The company has halted 23 domestic flights and about nine international ones, Chief Financial Officer Mike Lenz said Tuesday at the Baird 2022 Global Industrial Conference. FedEx has also reduced sorting points and consolidated loads at the Ground unit, he said.
The efforts are in line with those
laid out in September, when FedEx said it would reduce costs by as much as $2.7 billion in its current fiscal year due to a variety of issues, including weakness in Asia and challenges in Europe. The company withdrew its forecast at the time.
The cutbacks are a response to a large shift of spending toward services rather than goods -- reversing a pandemic trend -- that has particularly hurt the business in Asia. While FedEx knew those spending habits would revert toward services, Lenz said the company didn’t expect it to happen so quickly.

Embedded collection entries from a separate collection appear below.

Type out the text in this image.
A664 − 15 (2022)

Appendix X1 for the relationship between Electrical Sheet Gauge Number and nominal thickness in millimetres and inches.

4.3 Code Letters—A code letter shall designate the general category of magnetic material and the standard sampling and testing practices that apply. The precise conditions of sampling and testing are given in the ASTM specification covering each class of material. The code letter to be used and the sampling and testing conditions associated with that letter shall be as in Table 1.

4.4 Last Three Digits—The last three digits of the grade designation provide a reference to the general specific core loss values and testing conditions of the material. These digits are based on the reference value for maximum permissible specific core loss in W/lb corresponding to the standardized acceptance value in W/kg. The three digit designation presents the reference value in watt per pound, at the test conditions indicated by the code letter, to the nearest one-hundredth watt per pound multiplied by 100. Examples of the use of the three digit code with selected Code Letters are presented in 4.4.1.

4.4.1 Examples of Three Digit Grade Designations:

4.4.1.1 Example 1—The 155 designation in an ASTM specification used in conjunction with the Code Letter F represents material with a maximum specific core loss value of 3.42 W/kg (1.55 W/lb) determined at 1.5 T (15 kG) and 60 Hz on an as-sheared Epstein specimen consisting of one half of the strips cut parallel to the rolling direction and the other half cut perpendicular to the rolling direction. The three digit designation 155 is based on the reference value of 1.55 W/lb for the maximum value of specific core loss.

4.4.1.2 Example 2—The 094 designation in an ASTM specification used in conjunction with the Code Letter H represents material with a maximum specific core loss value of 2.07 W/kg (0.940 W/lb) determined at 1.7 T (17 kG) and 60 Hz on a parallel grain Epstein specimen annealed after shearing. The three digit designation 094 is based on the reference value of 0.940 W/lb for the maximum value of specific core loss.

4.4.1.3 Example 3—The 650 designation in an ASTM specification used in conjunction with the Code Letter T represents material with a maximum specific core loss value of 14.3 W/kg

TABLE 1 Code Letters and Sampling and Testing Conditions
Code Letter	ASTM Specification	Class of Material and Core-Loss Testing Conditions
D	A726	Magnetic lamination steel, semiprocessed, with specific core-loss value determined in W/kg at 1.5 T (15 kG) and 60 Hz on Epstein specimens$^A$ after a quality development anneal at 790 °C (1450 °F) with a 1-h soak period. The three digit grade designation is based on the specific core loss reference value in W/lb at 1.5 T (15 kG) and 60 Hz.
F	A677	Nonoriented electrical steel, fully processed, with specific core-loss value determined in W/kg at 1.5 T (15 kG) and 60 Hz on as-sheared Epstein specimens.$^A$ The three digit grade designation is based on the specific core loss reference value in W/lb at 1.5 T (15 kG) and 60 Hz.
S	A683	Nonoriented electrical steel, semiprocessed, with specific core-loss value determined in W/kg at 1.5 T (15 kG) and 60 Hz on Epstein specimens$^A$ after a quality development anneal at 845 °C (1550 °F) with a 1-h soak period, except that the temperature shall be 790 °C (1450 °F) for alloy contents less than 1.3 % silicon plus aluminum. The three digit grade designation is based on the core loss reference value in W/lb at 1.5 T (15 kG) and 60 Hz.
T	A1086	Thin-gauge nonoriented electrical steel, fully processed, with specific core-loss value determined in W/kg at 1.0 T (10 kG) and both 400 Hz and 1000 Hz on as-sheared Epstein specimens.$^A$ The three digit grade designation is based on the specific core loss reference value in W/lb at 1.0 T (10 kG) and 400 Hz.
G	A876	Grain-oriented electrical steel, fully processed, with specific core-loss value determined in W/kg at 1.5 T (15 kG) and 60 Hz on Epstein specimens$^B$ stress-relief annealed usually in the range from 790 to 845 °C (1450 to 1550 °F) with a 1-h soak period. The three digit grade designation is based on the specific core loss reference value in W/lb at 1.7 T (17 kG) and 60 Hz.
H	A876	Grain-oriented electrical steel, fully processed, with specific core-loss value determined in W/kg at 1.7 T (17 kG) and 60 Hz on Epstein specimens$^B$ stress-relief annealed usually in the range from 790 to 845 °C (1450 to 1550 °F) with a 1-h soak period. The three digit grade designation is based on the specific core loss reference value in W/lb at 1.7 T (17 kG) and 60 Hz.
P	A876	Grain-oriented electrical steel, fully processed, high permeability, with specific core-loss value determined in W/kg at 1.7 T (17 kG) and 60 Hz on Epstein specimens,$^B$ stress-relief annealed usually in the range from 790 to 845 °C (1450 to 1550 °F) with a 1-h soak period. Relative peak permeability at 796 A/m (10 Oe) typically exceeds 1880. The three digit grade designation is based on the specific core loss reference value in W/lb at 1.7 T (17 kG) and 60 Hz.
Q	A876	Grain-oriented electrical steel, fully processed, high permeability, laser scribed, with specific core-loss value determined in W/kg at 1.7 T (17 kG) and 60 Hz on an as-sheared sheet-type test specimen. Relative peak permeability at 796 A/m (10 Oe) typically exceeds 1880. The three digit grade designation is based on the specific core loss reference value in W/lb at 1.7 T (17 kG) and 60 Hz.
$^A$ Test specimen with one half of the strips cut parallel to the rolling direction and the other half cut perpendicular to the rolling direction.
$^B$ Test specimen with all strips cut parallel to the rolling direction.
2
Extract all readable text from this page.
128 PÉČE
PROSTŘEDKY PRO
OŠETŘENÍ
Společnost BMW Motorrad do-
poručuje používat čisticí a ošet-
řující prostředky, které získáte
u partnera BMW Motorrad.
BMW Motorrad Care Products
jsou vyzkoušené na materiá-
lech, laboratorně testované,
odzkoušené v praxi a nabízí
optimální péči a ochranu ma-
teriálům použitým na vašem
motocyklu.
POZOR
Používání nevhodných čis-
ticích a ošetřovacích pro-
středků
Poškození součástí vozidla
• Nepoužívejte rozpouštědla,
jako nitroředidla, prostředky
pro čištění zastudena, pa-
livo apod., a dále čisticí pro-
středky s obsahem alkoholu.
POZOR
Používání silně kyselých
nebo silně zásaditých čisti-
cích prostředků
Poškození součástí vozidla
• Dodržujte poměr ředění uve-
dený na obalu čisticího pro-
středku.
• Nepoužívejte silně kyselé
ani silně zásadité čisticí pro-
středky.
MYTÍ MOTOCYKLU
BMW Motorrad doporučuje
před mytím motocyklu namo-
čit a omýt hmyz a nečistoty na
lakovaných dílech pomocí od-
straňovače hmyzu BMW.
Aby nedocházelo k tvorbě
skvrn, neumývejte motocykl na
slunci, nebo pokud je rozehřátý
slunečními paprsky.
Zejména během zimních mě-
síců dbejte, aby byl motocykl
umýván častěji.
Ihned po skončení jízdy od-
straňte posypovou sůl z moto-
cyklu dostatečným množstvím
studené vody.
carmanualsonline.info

“Unquestionably, the commencement and the speed and depth of that shift was beyond what we certainly had anticipated,” Lenz said. “That’s why we have been taking down trans-Pacific flights.”
Along with the reduced flight frequencies, Lenz said FedEx will temporarily park aircraft because it doesn’t need as much air capacity as anticipated. FedEx is also eliminating older, inefficient planes from its fleet. The company will completely retire its MD-10s by the end of this year and will then look at retiring MD-11s.
FedEx
shares pared gains as Lenz spoke and briefly moved into negative territory. The stock was up less than 1% at 3:34 p.m. in New York.
Soft Demand
In Europe, demand is soft because of the impacts of Russia’s war on Ukraine and the energy crunch.
Lenz said the peak holiday season will be “solid,” but more moderate than the last two years when the pandemic was driving people to spend more on goods than services.
On-time deliveries at the company’s Ground unit have improved in recent weeks and are now at 2019 levels, he said. Even as the company slashes expenses, maintaining pricing power will remain a priority, Lenz said.